Create single index using multiple html files


(Amit) #1

Hi,
I am very new user for elasticsearch.I want to create single index by using multiple html files how could i do this.please let me know proper way to do it in elasticsearch.
I have upload an image which type of searching i want to implement using html files and its content.


(David Pilato) #2

You need to crawl the webpages and for each one create a json document which contains page URL and content.

Then look at the analysis documentation in the guide.

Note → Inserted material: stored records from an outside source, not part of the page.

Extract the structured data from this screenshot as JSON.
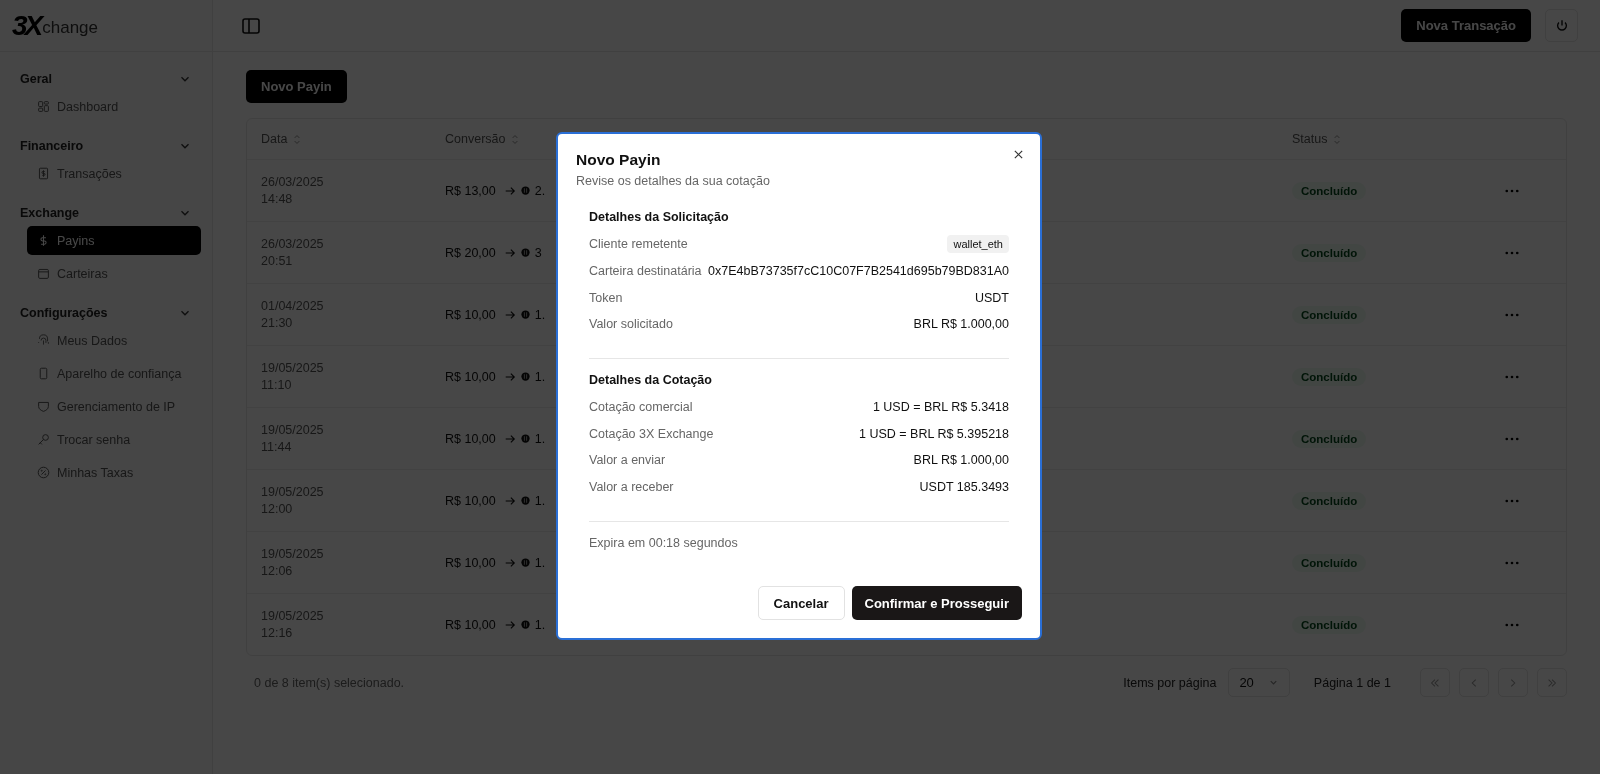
{
  "brand": {
    "logo_mark": "3X",
    "logo_text": "change"
  },
  "topbar": {
    "primary_button": "Nova Transação"
  },
  "sidebar": {
    "groups": [
      {
        "title": "Geral",
        "expanded": true,
        "items": [
          {
            "label": "Dashboard",
            "selected": false
          }
        ]
      },
      {
        "title": "Financeiro",
        "expanded": true,
        "items": [
          {
            "label": "Transações",
            "selected": false
          }
        ]
      },
      {
        "title": "Exchange",
        "expanded": true,
        "items": [
          {
            "label": "Payins",
            "selected": true
          },
          {
            "label": "Carteiras",
            "selected": false
          }
        ]
      },
      {
        "title": "Configurações",
        "expanded": true,
        "items": [
          {
            "label": "Meus Dados",
            "selected": false
          },
          {
            "label": "Aparelho de confiança",
            "selected": false
          },
          {
            "label": "Gerenciamento de IP",
            "selected": false
          },
          {
            "label": "Trocar senha",
            "selected": false
          },
          {
            "label": "Minhas Taxas",
            "selected": false
          }
        ]
      }
    ]
  },
  "page": {
    "new_button": "Novo Payin",
    "table": {
      "columns": [
        "Data",
        "Conversão",
        "Status"
      ],
      "rows": [
        {
          "date": "26/03/2025",
          "time": "14:48",
          "from": "R$ 13,00",
          "to": "2.",
          "status": "Concluído"
        },
        {
          "date": "26/03/2025",
          "time": "20:51",
          "from": "R$ 20,00",
          "to": "3",
          "status": "Concluído"
        },
        {
          "date": "01/04/2025",
          "time": "21:30",
          "from": "R$ 10,00",
          "to": "1.",
          "status": "Concluído"
        },
        {
          "date": "19/05/2025",
          "time": "11:10",
          "from": "R$ 10,00",
          "to": "1.",
          "status": "Concluído"
        },
        {
          "date": "19/05/2025",
          "time": "11:44",
          "from": "R$ 10,00",
          "to": "1.",
          "status": "Concluído"
        },
        {
          "date": "19/05/2025",
          "time": "12:00",
          "from": "R$ 10,00",
          "to": "1.",
          "status": "Concluído"
        },
        {
          "date": "19/05/2025",
          "time": "12:06",
          "from": "R$ 10,00",
          "to": "1.",
          "status": "Concluído"
        },
        {
          "date": "19/05/2025",
          "time": "12:16",
          "from": "R$ 10,00",
          "to": "1.",
          "status": "Concluído"
        }
      ]
    },
    "footer": {
      "selection": "0 de 8 item(s) selecionado.",
      "per_page_label": "Items por página",
      "per_page_value": "20",
      "page_info": "Página 1 de 1"
    }
  },
  "modal": {
    "title": "Novo Payin",
    "subtitle": "Revise os detalhes da sua cotação",
    "sections": [
      {
        "title": "Detalhes da Solicitação",
        "rows": [
          {
            "label": "Cliente remetente",
            "value": "wallet_eth",
            "kind": "tag"
          },
          {
            "label": "Carteira destinatária",
            "value": "0x7E4bB73735f7cC10C07F7B2541d695b79BD831A0",
            "kind": "plain"
          },
          {
            "label": "Token",
            "value": "USDT",
            "kind": "plain"
          },
          {
            "label": "Valor solicitado",
            "value": "BRL R$ 1.000,00",
            "kind": "plain"
          }
        ]
      },
      {
        "title": "Detalhes da Cotação",
        "rows": [
          {
            "label": "Cotação comercial",
            "value": "1 USD = BRL R$ 5.3418",
            "kind": "plain"
          },
          {
            "label": "Cotação 3X Exchange",
            "value": "1 USD = BRL R$ 5.395218",
            "kind": "plain"
          },
          {
            "label": "Valor a enviar",
            "value": "BRL R$ 1.000,00",
            "kind": "plain"
          },
          {
            "label": "Valor a receber",
            "value": "USDT 185.3493",
            "kind": "plain"
          }
        ]
      }
    ],
    "expiry": "Expira em 00:18 segundos",
    "buttons": {
      "cancel": "Cancelar",
      "confirm": "Confirmar e Prosseguir"
    }
  }
}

HTML strip might help you. https://www.elastic.co/guide/en/elasticsearch/reference/5.4/analysis-htmlstrip-charfilter.html


(Amit) #3

Thanks for answering.I tried it, but i am not able to achieve my goal using this.

My requirement is:

First I need to create an single index in elasticsearch for all html files.After that I want to get all html files and its content on web page as i will do searching.

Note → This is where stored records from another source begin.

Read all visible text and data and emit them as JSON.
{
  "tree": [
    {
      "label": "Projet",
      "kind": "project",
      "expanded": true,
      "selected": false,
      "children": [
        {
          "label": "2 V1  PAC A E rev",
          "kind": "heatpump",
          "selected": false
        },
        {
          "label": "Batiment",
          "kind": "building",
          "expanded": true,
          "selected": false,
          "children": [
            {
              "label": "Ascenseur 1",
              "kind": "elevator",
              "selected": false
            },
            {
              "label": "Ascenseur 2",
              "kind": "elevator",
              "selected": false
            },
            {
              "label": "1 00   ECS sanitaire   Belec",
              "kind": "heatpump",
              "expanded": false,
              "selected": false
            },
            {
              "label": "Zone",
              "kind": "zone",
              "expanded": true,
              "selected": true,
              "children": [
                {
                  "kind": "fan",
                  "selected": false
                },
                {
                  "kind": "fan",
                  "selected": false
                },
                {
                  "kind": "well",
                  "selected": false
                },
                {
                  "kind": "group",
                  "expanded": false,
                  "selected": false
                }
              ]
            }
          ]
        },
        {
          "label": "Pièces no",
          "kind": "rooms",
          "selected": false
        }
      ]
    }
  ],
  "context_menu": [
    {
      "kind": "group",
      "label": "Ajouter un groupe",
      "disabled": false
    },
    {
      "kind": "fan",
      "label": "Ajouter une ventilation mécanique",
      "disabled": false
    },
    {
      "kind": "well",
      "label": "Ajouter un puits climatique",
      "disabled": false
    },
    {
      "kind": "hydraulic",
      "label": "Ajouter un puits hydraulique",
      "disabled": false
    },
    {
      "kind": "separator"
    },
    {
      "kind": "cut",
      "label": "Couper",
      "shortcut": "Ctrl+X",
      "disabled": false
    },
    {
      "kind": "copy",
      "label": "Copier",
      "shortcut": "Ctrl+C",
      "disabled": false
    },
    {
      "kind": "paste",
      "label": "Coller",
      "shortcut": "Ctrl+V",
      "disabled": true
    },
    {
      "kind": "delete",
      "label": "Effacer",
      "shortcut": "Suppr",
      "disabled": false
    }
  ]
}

ex. if i will search for ''content1'' if it is in file_1 and file_2 in index_1 so both file should show on web page and its content.like this:
search bar: content1
file_1 as link
its content
file_2 as link
its content

1.In attachment what I have shown you, is an example.it is showing multiple links that should be nothing but my html files and below down should be my content.
2.As I will click on html file link so it should show content of clicked html file.
3.how i will show only 2 or 3 lines of content.

Note: all this data which i want to show come from elasticsearch.


(David Pilato) #4

Not sure I'm following. But in short, create one document per html page like this:

{
  "content": "BASE64 content here",
  "url": "http://link.to.your.page/"
}

Then when you will get results, you will see something like:

{
  "attachment": {
      "content_type": "text/html",
      "content": "Lorem ipsum dolor sit amet",
      "content_length": 28
  },
  "url": "http://link.to.your.page/"
}

Just use that result to display some content of your document. Even better, use highlighting feature to only extract lines of text matching your query.
And use the url field to display a link to your document.


(system) #5

This topic was automatically closed 28 days after the last reply. New replies are no longer allowed.